High school pauses yearbook distribution over pages on Black Lives Matter

FAN Editor

Yearbook distribution has since resumed following a review of the pages.

Administrators at West Broward High School in Pembroke Pines, about 18 miles southwest of Fort Lauderdale, paused sales and distribution of “The Edge” last Friday “while the concerns were carefully reviewed,” according to a statement from Broward County Public Schools.

Black Lives Matter gained momentum last year following the killing of George Floyd, an unarmed Black man who died after a white Minneapolis police officer knelt on his neck for several minutes. The two pages in “The Edge” depict the history of the movement and include the names of Black men, women and children who have died at the hands of police.

“Most of it is history,” Twitchell told WPLG, “of why it’s happening.”

Twitchell said school administrators decided to stop selling and distributing the $90 yearbook last week without consulting with the editors after parents complained. She said the yearbook editors were told that the pages were not objective because they didn’t include a conversation about Blue Lives Matter, a pro-police countermovement that emerged after Black Lives Matter amid growing criticism of law enforcement.

“We just didn’t feel that including anything beyond Black Lives Matter was appropriate because we thought that it took away from the purpose of the page,” David Fleischer, the yearbook teacher at West Broward High School, told WPLG.

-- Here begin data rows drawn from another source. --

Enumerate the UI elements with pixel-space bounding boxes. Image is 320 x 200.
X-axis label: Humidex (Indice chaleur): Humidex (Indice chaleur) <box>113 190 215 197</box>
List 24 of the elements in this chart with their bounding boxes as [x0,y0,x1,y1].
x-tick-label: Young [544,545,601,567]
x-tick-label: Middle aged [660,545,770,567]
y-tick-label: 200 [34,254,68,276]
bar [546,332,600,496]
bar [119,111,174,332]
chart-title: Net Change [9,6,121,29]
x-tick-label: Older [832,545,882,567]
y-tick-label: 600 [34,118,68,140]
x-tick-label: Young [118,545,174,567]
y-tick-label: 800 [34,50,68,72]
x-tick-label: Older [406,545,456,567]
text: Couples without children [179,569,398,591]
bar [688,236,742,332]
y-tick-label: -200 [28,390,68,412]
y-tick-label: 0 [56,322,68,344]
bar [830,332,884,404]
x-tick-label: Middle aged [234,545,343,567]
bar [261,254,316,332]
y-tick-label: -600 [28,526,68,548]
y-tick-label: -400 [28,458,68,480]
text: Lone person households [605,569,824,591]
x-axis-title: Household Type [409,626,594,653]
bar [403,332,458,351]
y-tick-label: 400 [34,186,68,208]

Fleischer said school administrators had the opportunity to review the Black Lives Matter spread before publication but chose not to, “thereby tacitly approving its inclusion.”

“Indefinitely suspending the yearbook over a spread advocating for education about racism is not what a ‘world class’ school does,” he added.

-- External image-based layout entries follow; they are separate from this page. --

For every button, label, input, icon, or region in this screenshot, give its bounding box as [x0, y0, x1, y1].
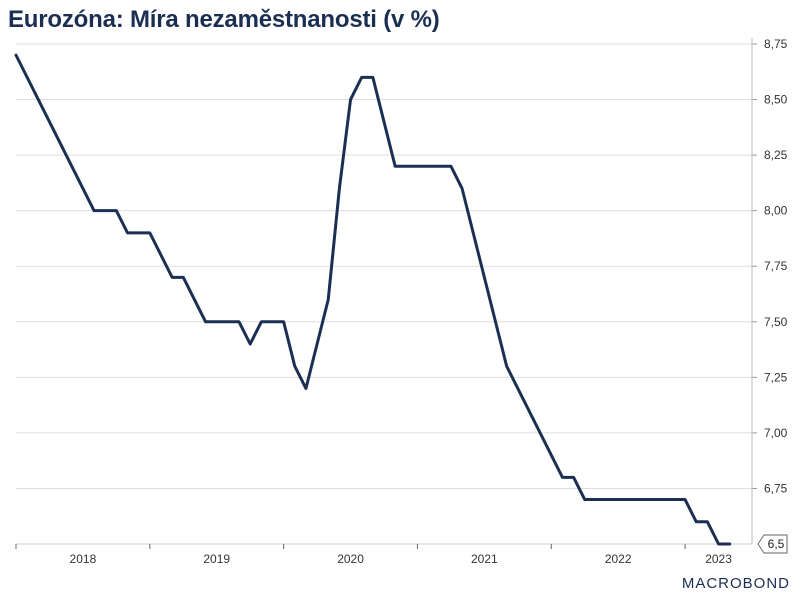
y-tick-label: 8,75 — [764, 37, 788, 51]
label-layer: 6,75 7,00 7,25 7,50 7,75 8,00 8,25 8,50 8,75 2018… — [70, 37, 788, 566]
chart-title: Eurozóna: Míra nezaměstnanosti (v %) — [8, 6, 440, 33]
series-line — [14, 53, 732, 546]
y-tick-label: 8,50 — [764, 93, 788, 107]
last-value-label: 6,5 — [768, 537, 785, 551]
x-tick-label: 2021 — [471, 552, 498, 566]
y-tick-label: 7,50 — [764, 315, 788, 329]
series-layer — [14, 53, 732, 546]
x-tick-label: 2018 — [70, 552, 97, 566]
y-tick-label: 7,75 — [764, 259, 788, 273]
x-tick-label: 2023 — [705, 552, 732, 566]
y-tick-label: 6,75 — [764, 481, 788, 495]
y-tick-label: 7,25 — [764, 370, 788, 384]
grid-layer — [16, 43, 752, 489]
x-tick-label: 2019 — [203, 552, 230, 566]
y-tick-label: 8,00 — [764, 204, 788, 218]
axis-layer — [15, 38, 757, 549]
last-value-flag — [757, 534, 788, 554]
macrobond-logo: MACROBOND — [681, 575, 790, 592]
x-tick-label: 2022 — [605, 552, 632, 566]
y-tick-label: 8,25 — [764, 148, 788, 162]
x-tick-label: 2020 — [337, 552, 364, 566]
y-tick-label: 7,00 — [764, 426, 788, 440]
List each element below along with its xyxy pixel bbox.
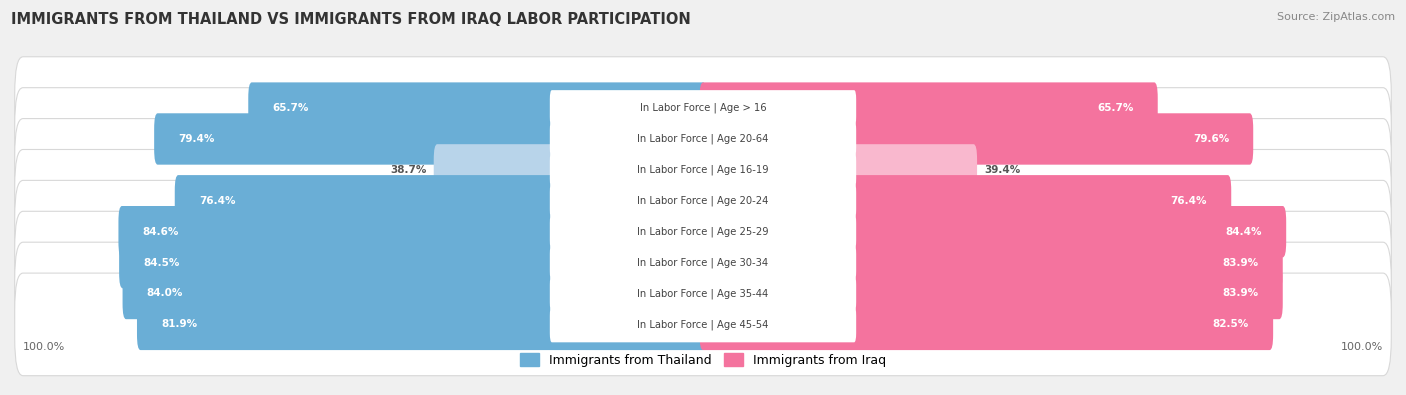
Text: 65.7%: 65.7% <box>273 103 309 113</box>
FancyBboxPatch shape <box>700 268 1282 319</box>
Text: In Labor Force | Age 16-19: In Labor Force | Age 16-19 <box>637 165 769 175</box>
Text: 76.4%: 76.4% <box>1171 196 1208 206</box>
Text: Source: ZipAtlas.com: Source: ZipAtlas.com <box>1277 12 1395 22</box>
FancyBboxPatch shape <box>120 237 706 288</box>
FancyBboxPatch shape <box>550 214 856 250</box>
FancyBboxPatch shape <box>550 276 856 311</box>
Text: In Labor Force | Age 20-24: In Labor Force | Age 20-24 <box>637 196 769 206</box>
FancyBboxPatch shape <box>122 268 706 319</box>
FancyBboxPatch shape <box>14 181 1392 283</box>
Text: 76.4%: 76.4% <box>198 196 235 206</box>
FancyBboxPatch shape <box>433 144 706 196</box>
FancyBboxPatch shape <box>118 206 706 258</box>
FancyBboxPatch shape <box>14 242 1392 345</box>
FancyBboxPatch shape <box>550 121 856 157</box>
Text: In Labor Force | Age 35-44: In Labor Force | Age 35-44 <box>637 288 769 299</box>
FancyBboxPatch shape <box>249 83 706 134</box>
FancyBboxPatch shape <box>700 237 1282 288</box>
Text: 100.0%: 100.0% <box>22 342 65 352</box>
Text: 65.7%: 65.7% <box>1097 103 1133 113</box>
FancyBboxPatch shape <box>550 183 856 219</box>
FancyBboxPatch shape <box>155 113 706 165</box>
FancyBboxPatch shape <box>700 206 1286 258</box>
Text: In Labor Force | Age 25-29: In Labor Force | Age 25-29 <box>637 226 769 237</box>
FancyBboxPatch shape <box>700 144 977 196</box>
Legend: Immigrants from Thailand, Immigrants from Iraq: Immigrants from Thailand, Immigrants fro… <box>515 348 891 372</box>
Text: In Labor Force | Age 45-54: In Labor Force | Age 45-54 <box>637 319 769 330</box>
FancyBboxPatch shape <box>14 273 1392 376</box>
FancyBboxPatch shape <box>14 57 1392 159</box>
FancyBboxPatch shape <box>550 245 856 280</box>
Text: In Labor Force | Age 30-34: In Labor Force | Age 30-34 <box>637 257 769 268</box>
FancyBboxPatch shape <box>14 118 1392 221</box>
Text: 38.7%: 38.7% <box>391 165 427 175</box>
Text: IMMIGRANTS FROM THAILAND VS IMMIGRANTS FROM IRAQ LABOR PARTICIPATION: IMMIGRANTS FROM THAILAND VS IMMIGRANTS F… <box>11 12 690 27</box>
FancyBboxPatch shape <box>700 83 1157 134</box>
Text: 83.9%: 83.9% <box>1223 258 1258 267</box>
Text: 81.9%: 81.9% <box>162 320 197 329</box>
Text: 100.0%: 100.0% <box>1341 342 1384 352</box>
Text: 84.0%: 84.0% <box>146 288 183 299</box>
Text: 84.4%: 84.4% <box>1226 227 1263 237</box>
Text: In Labor Force | Age 20-64: In Labor Force | Age 20-64 <box>637 134 769 144</box>
FancyBboxPatch shape <box>550 307 856 342</box>
FancyBboxPatch shape <box>14 149 1392 252</box>
FancyBboxPatch shape <box>174 175 706 226</box>
Text: 84.5%: 84.5% <box>143 258 180 267</box>
FancyBboxPatch shape <box>14 88 1392 190</box>
FancyBboxPatch shape <box>700 299 1274 350</box>
Text: 39.4%: 39.4% <box>984 165 1021 175</box>
FancyBboxPatch shape <box>550 152 856 188</box>
Text: In Labor Force | Age > 16: In Labor Force | Age > 16 <box>640 103 766 113</box>
FancyBboxPatch shape <box>14 211 1392 314</box>
Text: 79.6%: 79.6% <box>1192 134 1229 144</box>
Text: 83.9%: 83.9% <box>1223 288 1258 299</box>
FancyBboxPatch shape <box>700 175 1232 226</box>
FancyBboxPatch shape <box>550 90 856 126</box>
FancyBboxPatch shape <box>700 113 1253 165</box>
Text: 82.5%: 82.5% <box>1213 320 1249 329</box>
Text: 84.6%: 84.6% <box>142 227 179 237</box>
FancyBboxPatch shape <box>136 299 706 350</box>
Text: 79.4%: 79.4% <box>179 134 215 144</box>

Yearbook sales and distribution resumed Monday after Broward County Public Schools completed its review of the controversial pages. The school district noted that it “supports and encourages students’ freedom of expression.”

“As the yearbook is intended to highlight notable and newsworthy events from that year, student journalists exercised their freedom of speech in documenting the movement,” Broward County Public Schools said in its statement. “As a result of the review, distribution of the yearbook resumed Monday morning with an insert noting that the views expressed are not sponsored by the District.”